As someone who has lived experience of mental illness and engaging services as a mental health consumer, I can attest to the centrality of person-centeredness, meaning, and a genuinely holistic approach in fostering my own recovery. My friend Reverend Graham Long often says that “people are not problems to be solved but people to be met”. We are bio-psycho-social-spiritual creatures and treatments must take this into account if they are to be holistic. The services and clinicians/therapists I most benefited from in my recovery were those who were able to do this carefully, compassionately and patiently. They were able to treat me as a whole person rather than a particular diagnosis or list of symptoms. I have witnessed this in both my placements and previous work: bad outcomes would often follow where services were inflexible, rushed, reductionistic, and/or not attentive to the lived experience of those seeking treatment.

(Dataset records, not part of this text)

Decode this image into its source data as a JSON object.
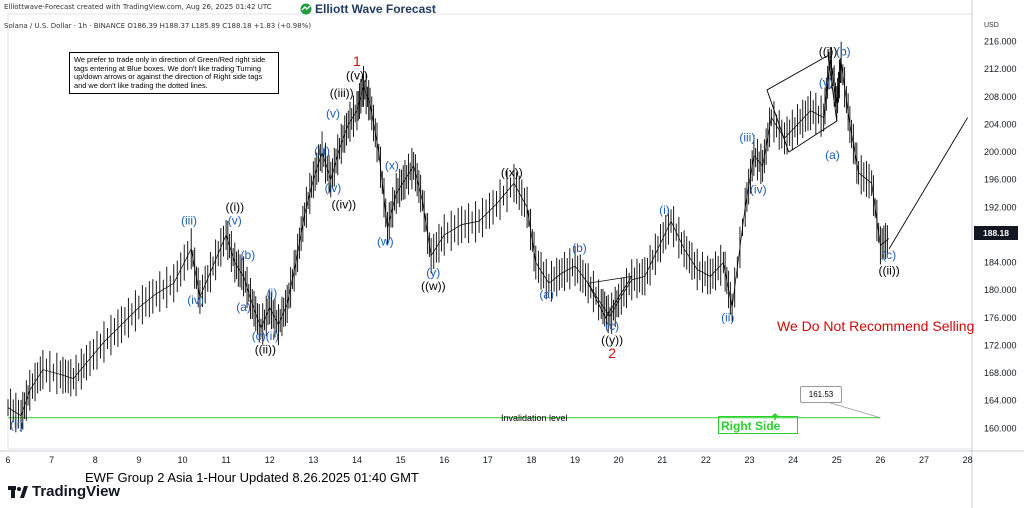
{
  "header": {
    "created_by": "Elliottwave-Forecast created with TradingView.com, Aug 26, 2025 01:42 UTC",
    "symbol_line": "Solana / U.S. Dollar · 1h · BINANCE  O186.39  H188.37  L185.89  C188.18  +1.83 (+0.98%)",
    "brand": "Elliott Wave Forecast",
    "currency": "USD"
  },
  "note": "We prefer to trade only in direction of Green/Red right side tags entering at Blue boxes. We don't like trading Turning up/down arrows or against the direction of Right side tags and we don't like trading the dotted lines.",
  "footer": "EWF Group 2 Asia 1-Hour Updated 8.26.2025 01:40 GMT",
  "tv_logo": "TradingView",
  "warning": "We Do Not Recommend Selling",
  "invalidation": {
    "label": "Invalidation level",
    "price": 161.53,
    "price_label": "161.53"
  },
  "right_side_tag": "Right Side",
  "current_price": "188.18",
  "colors": {
    "wave_blue": "#1e5bb8",
    "wave_black": "#000000",
    "wave_red": "#d10a0a",
    "green": "#2bd12b",
    "candle": "#000000"
  },
  "chart_data": {
    "type": "line",
    "title": "",
    "ylabel": "USD",
    "ylim": [
      157,
      220
    ],
    "xlim": [
      6,
      28.1
    ],
    "y_ticks": [
      160,
      164,
      168,
      172,
      176,
      180,
      184,
      188,
      192,
      196,
      200,
      204,
      208,
      212,
      216
    ],
    "x_ticks": [
      {
        "x": 6,
        "label": "6"
      },
      {
        "x": 7,
        "label": "7"
      },
      {
        "x": 8,
        "label": "8"
      },
      {
        "x": 9,
        "label": "9"
      },
      {
        "x": 10,
        "label": "10"
      },
      {
        "x": 11,
        "label": "11"
      },
      {
        "x": 12,
        "label": "12"
      },
      {
        "x": 13,
        "label": "13"
      },
      {
        "x": 14,
        "label": "14"
      },
      {
        "x": 15,
        "label": "15"
      },
      {
        "x": 16,
        "label": "16"
      },
      {
        "x": 17,
        "label": "17"
      },
      {
        "x": 18,
        "label": "18"
      },
      {
        "x": 19,
        "label": "19"
      },
      {
        "x": 20,
        "label": "20"
      },
      {
        "x": 21,
        "label": "21"
      },
      {
        "x": 22,
        "label": "22"
      },
      {
        "x": 23,
        "label": "23"
      },
      {
        "x": 24,
        "label": "24"
      },
      {
        "x": 25,
        "label": "25"
      },
      {
        "x": 26,
        "label": "26"
      },
      {
        "x": 27,
        "label": "27"
      },
      {
        "x": 28,
        "label": "28"
      }
    ],
    "price_path": [
      [
        6.0,
        163.0
      ],
      [
        6.3,
        161.8
      ],
      [
        6.5,
        165.5
      ],
      [
        6.8,
        168.5
      ],
      [
        7.2,
        167.8
      ],
      [
        7.5,
        167.2
      ],
      [
        7.8,
        169.5
      ],
      [
        8.2,
        172.5
      ],
      [
        8.6,
        175.0
      ],
      [
        9.0,
        177.5
      ],
      [
        9.4,
        179.5
      ],
      [
        9.8,
        181.0
      ],
      [
        10.2,
        186.0
      ],
      [
        10.4,
        179.0
      ],
      [
        10.7,
        183.5
      ],
      [
        11.0,
        188.0
      ],
      [
        11.2,
        184.0
      ],
      [
        11.4,
        182.0
      ],
      [
        11.6,
        178.0
      ],
      [
        11.8,
        174.5
      ],
      [
        12.0,
        177.5
      ],
      [
        12.2,
        175.0
      ],
      [
        12.4,
        178.0
      ],
      [
        12.6,
        184.0
      ],
      [
        12.8,
        191.0
      ],
      [
        13.0,
        196.0
      ],
      [
        13.2,
        200.0
      ],
      [
        13.4,
        196.0
      ],
      [
        13.6,
        200.5
      ],
      [
        13.8,
        204.0
      ],
      [
        14.0,
        206.0
      ],
      [
        14.15,
        209.5
      ],
      [
        14.3,
        207.0
      ],
      [
        14.5,
        200.0
      ],
      [
        14.7,
        189.0
      ],
      [
        14.9,
        194.0
      ],
      [
        15.1,
        196.0
      ],
      [
        15.3,
        198.0
      ],
      [
        15.5,
        193.0
      ],
      [
        15.7,
        185.0
      ],
      [
        16.0,
        188.0
      ],
      [
        16.4,
        189.5
      ],
      [
        16.8,
        190.0
      ],
      [
        17.2,
        192.5
      ],
      [
        17.6,
        195.5
      ],
      [
        17.9,
        192.0
      ],
      [
        18.1,
        184.0
      ],
      [
        18.4,
        181.0
      ],
      [
        18.7,
        182.5
      ],
      [
        19.0,
        183.5
      ],
      [
        19.3,
        181.0
      ],
      [
        19.6,
        178.0
      ],
      [
        19.8,
        176.2
      ],
      [
        20.0,
        178.5
      ],
      [
        20.3,
        181.5
      ],
      [
        20.6,
        182.0
      ],
      [
        20.9,
        186.0
      ],
      [
        21.2,
        190.0
      ],
      [
        21.5,
        186.0
      ],
      [
        21.8,
        183.0
      ],
      [
        22.1,
        182.0
      ],
      [
        22.4,
        184.0
      ],
      [
        22.6,
        177.5
      ],
      [
        22.9,
        192.0
      ],
      [
        23.1,
        199.5
      ],
      [
        23.3,
        198.0
      ],
      [
        23.5,
        205.0
      ],
      [
        23.8,
        202.0
      ],
      [
        24.1,
        204.0
      ],
      [
        24.4,
        206.0
      ],
      [
        24.7,
        205.0
      ],
      [
        24.85,
        213.5
      ],
      [
        25.0,
        207.0
      ],
      [
        25.1,
        213.0
      ],
      [
        25.3,
        204.0
      ],
      [
        25.5,
        197.0
      ],
      [
        25.8,
        195.5
      ],
      [
        26.0,
        186.5
      ],
      [
        26.2,
        187.5
      ]
    ],
    "projection": [
      [
        26.2,
        186.0
      ],
      [
        28.0,
        205.0
      ]
    ],
    "channel_upper": [
      [
        23.4,
        209.0
      ],
      [
        24.8,
        214.0
      ]
    ],
    "channel_lower": [
      [
        23.9,
        200.0
      ],
      [
        25.0,
        204.5
      ]
    ],
    "dotted_triangle": [
      [
        19.3,
        181.0
      ],
      [
        19.7,
        176.0
      ],
      [
        20.3,
        182.0
      ]
    ],
    "invalidation_line": [
      [
        6.0,
        161.53
      ],
      [
        26.0,
        161.53
      ]
    ],
    "labels": [
      {
        "x": 6.2,
        "y": 160.0,
        "text": "(ii)",
        "color": "blue"
      },
      {
        "x": 10.15,
        "y": 189.5,
        "text": "(iii)",
        "color": "blue"
      },
      {
        "x": 10.3,
        "y": 178.0,
        "text": "(iv)",
        "color": "blue"
      },
      {
        "x": 11.2,
        "y": 191.5,
        "text": "((i))",
        "color": "black"
      },
      {
        "x": 11.2,
        "y": 189.5,
        "text": "(v)",
        "color": "blue"
      },
      {
        "x": 11.5,
        "y": 184.5,
        "text": "(b)",
        "color": "blue"
      },
      {
        "x": 11.4,
        "y": 177.0,
        "text": "(a)",
        "color": "blue"
      },
      {
        "x": 12.05,
        "y": 179.0,
        "text": "(i)",
        "color": "blue"
      },
      {
        "x": 11.9,
        "y": 172.8,
        "text": "(c)(ii)",
        "color": "blue"
      },
      {
        "x": 11.9,
        "y": 170.8,
        "text": "((ii))",
        "color": "black"
      },
      {
        "x": 13.2,
        "y": 199.6,
        "text": "(iii)",
        "color": "blue"
      },
      {
        "x": 13.45,
        "y": 194.2,
        "text": "(iv)",
        "color": "blue"
      },
      {
        "x": 13.7,
        "y": 191.8,
        "text": "((iv))",
        "color": "black"
      },
      {
        "x": 13.45,
        "y": 205.0,
        "text": "(v)",
        "color": "blue"
      },
      {
        "x": 13.65,
        "y": 208.0,
        "text": "((iii))",
        "color": "black"
      },
      {
        "x": 14.0,
        "y": 212.5,
        "text": "1",
        "color": "red"
      },
      {
        "x": 14.0,
        "y": 210.5,
        "text": "((v))",
        "color": "black"
      },
      {
        "x": 14.8,
        "y": 197.5,
        "text": "(x)",
        "color": "blue"
      },
      {
        "x": 14.65,
        "y": 186.5,
        "text": "(w)",
        "color": "blue"
      },
      {
        "x": 15.75,
        "y": 182.0,
        "text": "(y)",
        "color": "blue"
      },
      {
        "x": 15.75,
        "y": 180.0,
        "text": "((w))",
        "color": "black"
      },
      {
        "x": 17.55,
        "y": 196.5,
        "text": "((x))",
        "color": "black"
      },
      {
        "x": 19.1,
        "y": 185.5,
        "text": "(b)",
        "color": "blue"
      },
      {
        "x": 18.35,
        "y": 178.8,
        "text": "(a)",
        "color": "blue"
      },
      {
        "x": 19.85,
        "y": 174.2,
        "text": "(c)",
        "color": "blue"
      },
      {
        "x": 19.85,
        "y": 172.2,
        "text": "((y))",
        "color": "black"
      },
      {
        "x": 19.85,
        "y": 170.2,
        "text": "2",
        "color": "red"
      },
      {
        "x": 21.05,
        "y": 191.0,
        "text": "(i)",
        "color": "blue"
      },
      {
        "x": 22.5,
        "y": 175.5,
        "text": "(ii)",
        "color": "blue"
      },
      {
        "x": 22.95,
        "y": 201.5,
        "text": "(iii)",
        "color": "blue"
      },
      {
        "x": 23.2,
        "y": 194.0,
        "text": "(iv)",
        "color": "blue"
      },
      {
        "x": 24.75,
        "y": 209.5,
        "text": "(v)",
        "color": "blue"
      },
      {
        "x": 24.8,
        "y": 214.0,
        "text": "((i))",
        "color": "black"
      },
      {
        "x": 25.15,
        "y": 214.0,
        "text": "(b)",
        "color": "blue"
      },
      {
        "x": 24.9,
        "y": 199.0,
        "text": "(a)",
        "color": "blue"
      },
      {
        "x": 26.2,
        "y": 184.5,
        "text": "(c)",
        "color": "blue"
      },
      {
        "x": 26.2,
        "y": 182.3,
        "text": "((ii))",
        "color": "black"
      }
    ]
  }
}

Whilst OT is holistic in its theoretical underpinnings, it is still developing and evolving as a profession. Ask those not involved with the profession what occupational therapy is, and you’ll be lucky to get an accurate response! And, for those that do have some idea, OT is often associated with physical therapy alone. It is less known that you’ll find OTs working in all kinds of settings, including across the mental health sector. Even in its origins, OT began within psychiatric settings caring for returned, traumatised war veterans.

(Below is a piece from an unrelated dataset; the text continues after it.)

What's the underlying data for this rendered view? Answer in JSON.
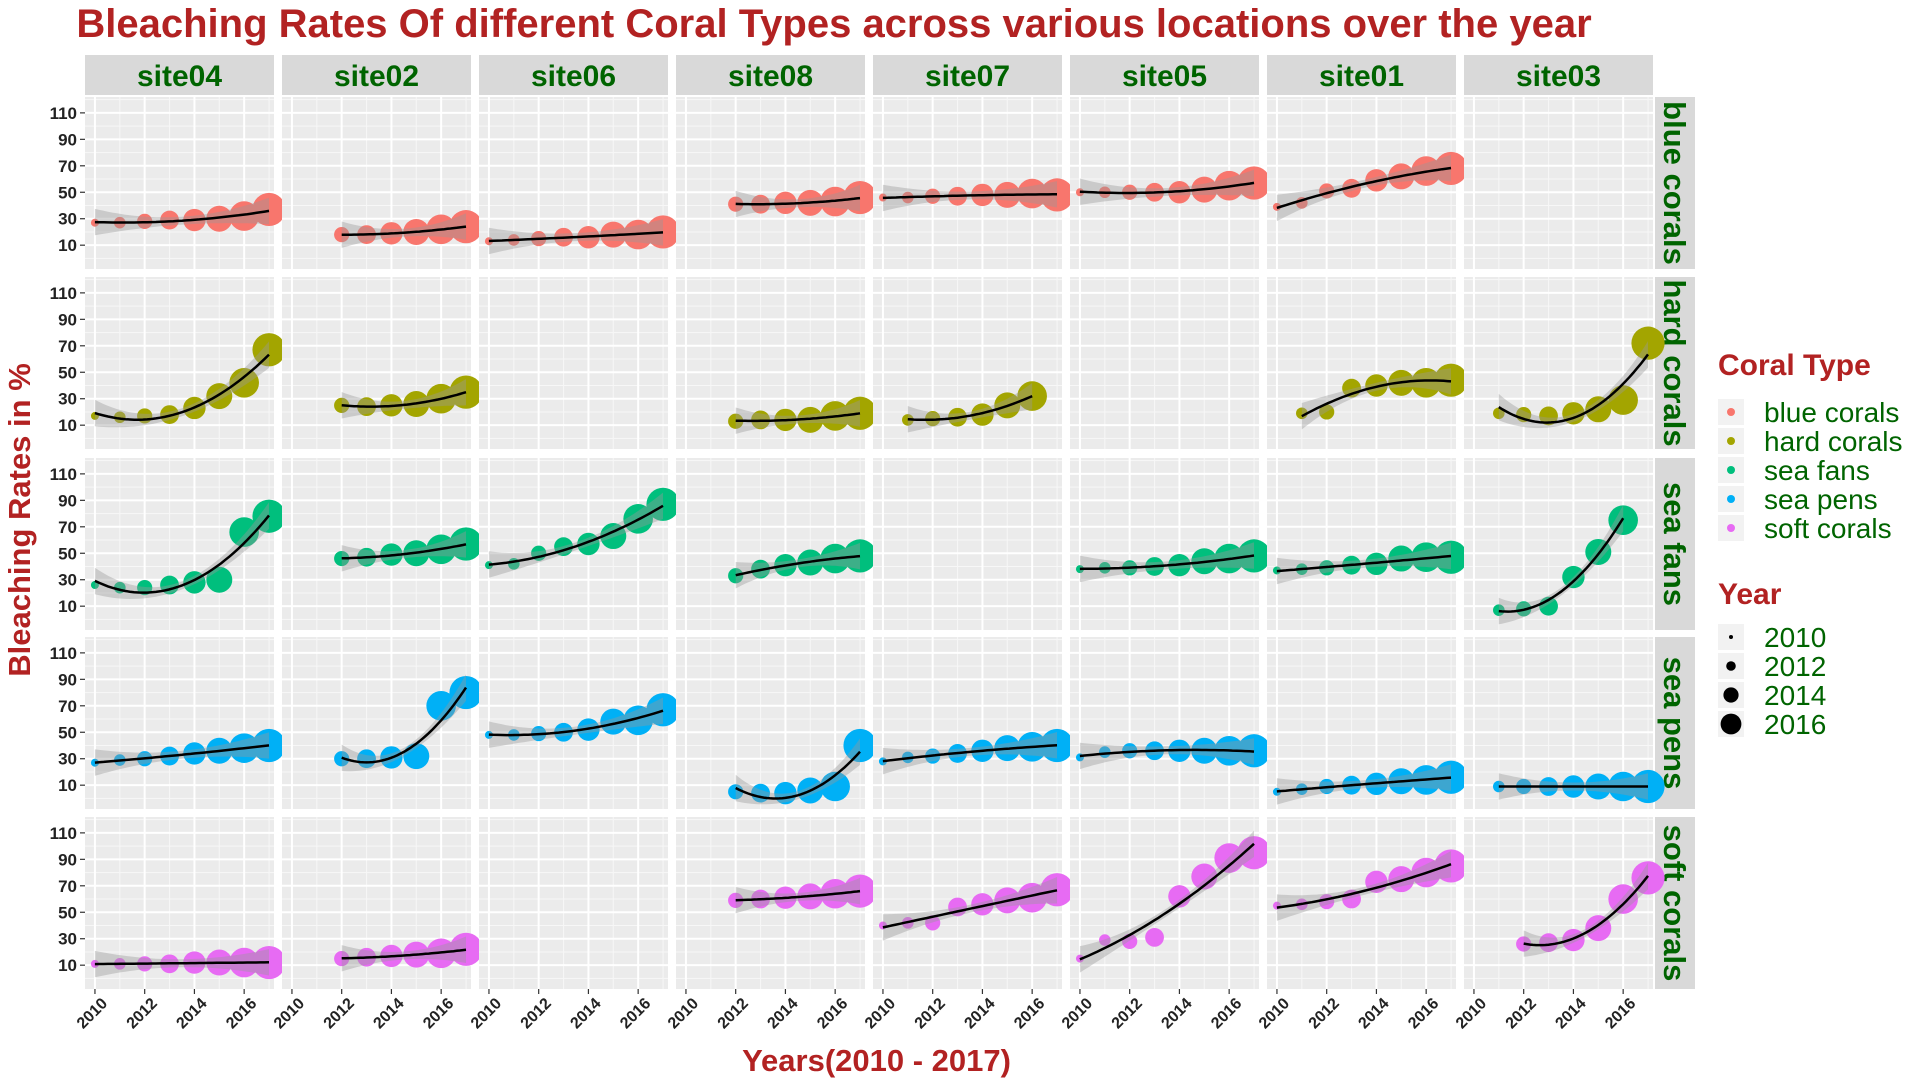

When it comes to the meaning crisis, OT has an opportunity to play to its strengths as a discipline that places an emphasis on the centrality of meaning. As a deeply pragmatic profession, OT has the potential to offer evidence-based, practical solutions to the ways in which this crisis manifests in peoples’ everyday lives, particularly if it is leading to serious illness, injury, and/or occupational deprivation (which Vervaeke and his colleagues would insist it is). What could OT provide to someone living with chronic, debilitating major depression or those journeying through the end-of-life process? Could greater links be made to pastoral/spiritual care professionals working in various clinical and community settings? What about the current “psychedelic renaissance”? Could OT-specific research be conducted into the functional outcomes of psychedelic-assisted therapies? And, in the academic space, what insights might be gained through productive dialogue between occupational therapists, other health disciplines, and philosophers/theologians?
These are just some of the many questions that have been sparked for me as I transition from student to graduate OT. The more I learn and reflect, the more I’m convinced that OT has something uniquely important to offer not just healthcare but society as a whole during this critical moment.
About the Author
Shane Fenwick is a new graduate OT who recently completed a Master of Occupational Therapy through the University of Sydney. He has degrees in psychology and theology and has previously worked in youth homelessness, disability care, community development, and with those seeking asylum.